Emiliano Basile
27/10/2009 14:26

Eduardo López (Leonardo Sbaraglia) corre. Corre porque es presionado por su jefe, por su mujer y por un misterioso personaje interpretado por Miguel Ángel Solá, que nos recuerda a una miniserie de los 90, El garante, co-estelarizada por Lito Cruz y el mismísimo Leonardo Sbaraglia.

El corredor nocturno

(2009)

La historia es narrada a través de Eduardo López, quien no deja de ascender en la compañía de seguros en la que trabaja. El tema es que asciende también su nivel de stress producto del sistema corporativo en el cual se encuentra inmerso. Como escape, corre por las noches. Un buen día se presenta ante él un siniestro personaje llamado Conti (Miguel Ángel Solá) que viene a traerle la solución a sus problemas. O no.

Basada en la novela homónima del uruguayo Hugo Burel y dirigida por el español Gerardo Herrero, esta coproducción argentino española, vuelve a juntar a dos grandes actores argentinos en la pantalla –ya habían actuado juntos en La puta y la ballena (2004) de Luis Puenzo- así como también nos trae una trama de suspenso que atrapa al espectador desde el primer minuto.

El misterio se crea a través del personaje de Miguel Ángel Solá, interpretado con soberbia por el actor de Bruno Sierra -otra miniserie- midiendo sus gestos y palabras a tal punto que logra atemorizar con su sola mirada. El costo de vida empresarial es encarnado en este personaje, que viene a representar la ética y moral capitalista, única vigente -parece decirnos el film- de este mundo corporativo.

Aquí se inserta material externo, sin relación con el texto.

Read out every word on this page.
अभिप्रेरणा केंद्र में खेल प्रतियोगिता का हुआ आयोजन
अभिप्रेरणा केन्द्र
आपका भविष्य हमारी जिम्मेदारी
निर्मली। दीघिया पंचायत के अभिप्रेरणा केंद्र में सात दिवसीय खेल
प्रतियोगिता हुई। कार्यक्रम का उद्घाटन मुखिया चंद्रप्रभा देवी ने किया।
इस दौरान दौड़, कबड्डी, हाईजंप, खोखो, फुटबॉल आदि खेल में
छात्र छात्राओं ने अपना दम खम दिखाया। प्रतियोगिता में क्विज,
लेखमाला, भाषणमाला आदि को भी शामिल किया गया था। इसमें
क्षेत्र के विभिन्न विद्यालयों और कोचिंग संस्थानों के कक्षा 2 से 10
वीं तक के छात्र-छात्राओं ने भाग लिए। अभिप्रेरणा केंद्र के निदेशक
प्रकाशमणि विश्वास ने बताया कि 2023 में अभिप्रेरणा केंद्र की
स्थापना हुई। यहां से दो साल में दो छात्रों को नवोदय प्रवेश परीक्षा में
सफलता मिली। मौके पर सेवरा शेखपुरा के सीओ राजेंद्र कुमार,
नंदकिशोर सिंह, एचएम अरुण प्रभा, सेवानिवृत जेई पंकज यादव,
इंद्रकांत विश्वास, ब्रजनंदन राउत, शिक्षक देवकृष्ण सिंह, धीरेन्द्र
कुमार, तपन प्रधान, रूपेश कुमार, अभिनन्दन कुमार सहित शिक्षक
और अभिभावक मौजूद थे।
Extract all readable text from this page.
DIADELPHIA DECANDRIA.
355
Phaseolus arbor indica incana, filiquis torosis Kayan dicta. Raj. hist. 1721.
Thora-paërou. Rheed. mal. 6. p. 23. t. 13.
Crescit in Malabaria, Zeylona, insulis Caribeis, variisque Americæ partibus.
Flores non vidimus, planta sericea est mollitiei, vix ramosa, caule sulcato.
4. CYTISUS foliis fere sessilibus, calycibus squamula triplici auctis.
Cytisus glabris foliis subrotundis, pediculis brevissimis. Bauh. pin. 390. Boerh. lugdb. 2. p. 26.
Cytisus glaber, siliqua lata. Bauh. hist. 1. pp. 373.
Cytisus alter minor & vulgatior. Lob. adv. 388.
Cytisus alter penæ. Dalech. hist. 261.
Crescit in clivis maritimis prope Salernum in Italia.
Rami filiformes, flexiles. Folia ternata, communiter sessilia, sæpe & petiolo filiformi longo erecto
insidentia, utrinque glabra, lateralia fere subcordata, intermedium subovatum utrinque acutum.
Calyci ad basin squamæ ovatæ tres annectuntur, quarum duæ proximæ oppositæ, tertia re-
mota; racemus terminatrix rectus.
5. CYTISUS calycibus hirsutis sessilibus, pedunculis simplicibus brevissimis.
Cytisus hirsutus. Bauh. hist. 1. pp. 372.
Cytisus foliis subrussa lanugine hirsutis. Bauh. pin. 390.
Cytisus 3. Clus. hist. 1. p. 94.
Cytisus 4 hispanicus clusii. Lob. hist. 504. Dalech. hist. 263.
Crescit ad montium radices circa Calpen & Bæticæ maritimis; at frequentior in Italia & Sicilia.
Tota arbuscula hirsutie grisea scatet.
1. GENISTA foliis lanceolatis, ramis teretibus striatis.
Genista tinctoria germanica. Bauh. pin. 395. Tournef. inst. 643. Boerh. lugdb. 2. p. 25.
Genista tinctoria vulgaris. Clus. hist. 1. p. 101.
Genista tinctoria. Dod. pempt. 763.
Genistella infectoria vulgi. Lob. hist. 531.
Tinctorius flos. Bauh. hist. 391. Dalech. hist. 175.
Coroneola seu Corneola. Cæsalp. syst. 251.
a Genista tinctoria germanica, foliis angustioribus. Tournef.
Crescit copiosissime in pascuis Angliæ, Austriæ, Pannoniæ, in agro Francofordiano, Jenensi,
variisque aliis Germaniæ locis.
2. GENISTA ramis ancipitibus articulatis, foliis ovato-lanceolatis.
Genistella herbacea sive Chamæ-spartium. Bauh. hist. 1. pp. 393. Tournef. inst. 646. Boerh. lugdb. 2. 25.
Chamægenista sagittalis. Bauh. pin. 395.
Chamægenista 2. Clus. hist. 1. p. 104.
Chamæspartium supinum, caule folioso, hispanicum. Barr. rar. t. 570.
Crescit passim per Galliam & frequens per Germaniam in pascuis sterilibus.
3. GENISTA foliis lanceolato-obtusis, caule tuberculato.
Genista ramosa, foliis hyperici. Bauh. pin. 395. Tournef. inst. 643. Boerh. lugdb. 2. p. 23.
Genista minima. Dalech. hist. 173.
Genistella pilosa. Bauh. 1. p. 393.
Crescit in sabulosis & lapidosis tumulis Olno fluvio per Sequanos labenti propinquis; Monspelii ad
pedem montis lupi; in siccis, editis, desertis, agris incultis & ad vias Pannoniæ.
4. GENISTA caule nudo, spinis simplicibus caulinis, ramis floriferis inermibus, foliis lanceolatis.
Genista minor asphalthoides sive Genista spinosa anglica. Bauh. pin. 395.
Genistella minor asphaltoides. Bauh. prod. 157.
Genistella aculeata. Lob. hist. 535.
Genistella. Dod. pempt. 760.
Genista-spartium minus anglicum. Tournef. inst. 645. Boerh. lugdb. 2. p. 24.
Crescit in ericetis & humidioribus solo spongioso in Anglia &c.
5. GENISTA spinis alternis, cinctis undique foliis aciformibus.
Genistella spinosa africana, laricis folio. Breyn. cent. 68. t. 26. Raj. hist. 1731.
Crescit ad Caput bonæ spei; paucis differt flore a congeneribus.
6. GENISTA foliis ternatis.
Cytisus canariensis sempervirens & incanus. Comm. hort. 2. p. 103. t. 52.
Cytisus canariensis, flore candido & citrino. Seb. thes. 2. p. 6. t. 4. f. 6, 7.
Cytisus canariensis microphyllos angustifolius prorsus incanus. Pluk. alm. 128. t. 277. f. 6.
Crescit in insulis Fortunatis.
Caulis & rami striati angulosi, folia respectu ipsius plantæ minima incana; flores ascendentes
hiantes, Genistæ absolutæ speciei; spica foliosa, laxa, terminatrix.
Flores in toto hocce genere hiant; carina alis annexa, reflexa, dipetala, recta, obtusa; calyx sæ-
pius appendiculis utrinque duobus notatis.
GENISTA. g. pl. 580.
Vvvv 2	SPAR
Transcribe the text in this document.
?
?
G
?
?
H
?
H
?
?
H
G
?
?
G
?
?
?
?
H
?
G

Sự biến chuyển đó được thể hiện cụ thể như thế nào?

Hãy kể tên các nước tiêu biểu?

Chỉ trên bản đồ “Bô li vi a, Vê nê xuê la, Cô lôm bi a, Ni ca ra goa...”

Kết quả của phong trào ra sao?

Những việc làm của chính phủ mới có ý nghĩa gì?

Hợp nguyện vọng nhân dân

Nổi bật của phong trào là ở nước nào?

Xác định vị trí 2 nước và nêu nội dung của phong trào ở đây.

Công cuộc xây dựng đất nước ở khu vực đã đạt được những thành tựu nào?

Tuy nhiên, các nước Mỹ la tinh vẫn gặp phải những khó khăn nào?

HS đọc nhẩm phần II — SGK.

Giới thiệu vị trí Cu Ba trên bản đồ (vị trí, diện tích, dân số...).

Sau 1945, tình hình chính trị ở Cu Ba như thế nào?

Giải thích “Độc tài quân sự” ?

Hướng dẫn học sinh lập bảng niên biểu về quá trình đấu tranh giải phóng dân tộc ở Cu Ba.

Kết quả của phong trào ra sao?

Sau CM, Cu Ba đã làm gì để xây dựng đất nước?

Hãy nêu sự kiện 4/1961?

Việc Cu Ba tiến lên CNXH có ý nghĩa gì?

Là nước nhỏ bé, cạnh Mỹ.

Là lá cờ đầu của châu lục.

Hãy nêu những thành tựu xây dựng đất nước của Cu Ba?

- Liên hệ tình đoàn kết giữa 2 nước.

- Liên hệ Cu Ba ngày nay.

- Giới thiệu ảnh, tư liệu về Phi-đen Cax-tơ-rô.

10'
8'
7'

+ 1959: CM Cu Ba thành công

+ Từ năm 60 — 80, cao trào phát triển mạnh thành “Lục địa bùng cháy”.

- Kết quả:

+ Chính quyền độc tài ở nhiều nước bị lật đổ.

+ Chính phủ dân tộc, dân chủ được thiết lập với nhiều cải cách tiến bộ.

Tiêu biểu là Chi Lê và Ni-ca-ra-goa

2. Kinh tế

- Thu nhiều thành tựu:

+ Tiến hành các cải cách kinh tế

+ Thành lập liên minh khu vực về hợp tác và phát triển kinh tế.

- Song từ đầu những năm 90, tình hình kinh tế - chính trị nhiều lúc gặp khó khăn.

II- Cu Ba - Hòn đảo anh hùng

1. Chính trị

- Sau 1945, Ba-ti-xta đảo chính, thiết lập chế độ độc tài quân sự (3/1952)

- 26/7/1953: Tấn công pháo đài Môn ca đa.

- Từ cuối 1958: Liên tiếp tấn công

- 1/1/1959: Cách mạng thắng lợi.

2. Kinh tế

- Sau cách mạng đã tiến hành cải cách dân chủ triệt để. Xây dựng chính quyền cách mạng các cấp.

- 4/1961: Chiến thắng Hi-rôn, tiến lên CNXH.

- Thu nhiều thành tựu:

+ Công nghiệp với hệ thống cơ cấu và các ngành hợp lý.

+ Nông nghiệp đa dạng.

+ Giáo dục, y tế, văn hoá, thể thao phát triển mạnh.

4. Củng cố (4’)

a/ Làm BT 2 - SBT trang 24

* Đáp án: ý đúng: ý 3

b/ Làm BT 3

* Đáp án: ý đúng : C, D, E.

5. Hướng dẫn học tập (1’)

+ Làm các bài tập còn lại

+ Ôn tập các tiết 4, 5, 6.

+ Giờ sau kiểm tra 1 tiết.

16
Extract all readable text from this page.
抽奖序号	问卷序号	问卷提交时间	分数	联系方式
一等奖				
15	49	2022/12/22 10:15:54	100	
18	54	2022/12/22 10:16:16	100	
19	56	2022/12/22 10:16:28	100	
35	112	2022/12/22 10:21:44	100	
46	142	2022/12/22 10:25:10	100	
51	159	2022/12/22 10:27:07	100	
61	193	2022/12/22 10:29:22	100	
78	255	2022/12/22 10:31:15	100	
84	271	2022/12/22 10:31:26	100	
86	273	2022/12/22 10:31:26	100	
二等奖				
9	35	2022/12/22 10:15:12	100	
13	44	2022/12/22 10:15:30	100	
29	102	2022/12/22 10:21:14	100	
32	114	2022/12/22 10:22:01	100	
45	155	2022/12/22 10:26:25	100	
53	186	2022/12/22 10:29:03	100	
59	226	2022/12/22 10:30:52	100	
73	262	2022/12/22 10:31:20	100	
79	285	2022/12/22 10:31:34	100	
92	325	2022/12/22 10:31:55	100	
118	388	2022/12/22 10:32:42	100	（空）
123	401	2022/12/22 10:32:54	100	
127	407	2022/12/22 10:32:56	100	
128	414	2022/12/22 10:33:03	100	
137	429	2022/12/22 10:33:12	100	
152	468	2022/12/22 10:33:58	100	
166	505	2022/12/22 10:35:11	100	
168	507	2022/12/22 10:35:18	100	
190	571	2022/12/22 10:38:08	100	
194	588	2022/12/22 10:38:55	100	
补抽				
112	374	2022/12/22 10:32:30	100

La película nos recuerda, en el juego que propone al espectador, a El Abogado del Diablo (The Devil’s advocate, 1997) o a El club de la pelea (Fight club, 1999), accediendo a la información a partir del personaje protagonista y, a medida que este la recibe, nos vamos percatando de los hechos y sufriendo las vivencias del mismo.

Quizás, la película carezca del ritmo frenético que tienen los thriller hollywoodenses, pero que este tipo de producciones se realicen mediante una coproducción hispanohablante es un hecho por demás celebrable. Este tipo de relatos fomenta el buen momento del cine nacional, técnicamente cuidado y temáticamente arriesgado. Y siempre, dentro de los géneros. Algo que desde la televisión se viene impulsando y finalmente los productores toman el riesgo de llevarlo a la pantalla grande. Bienvenido sea.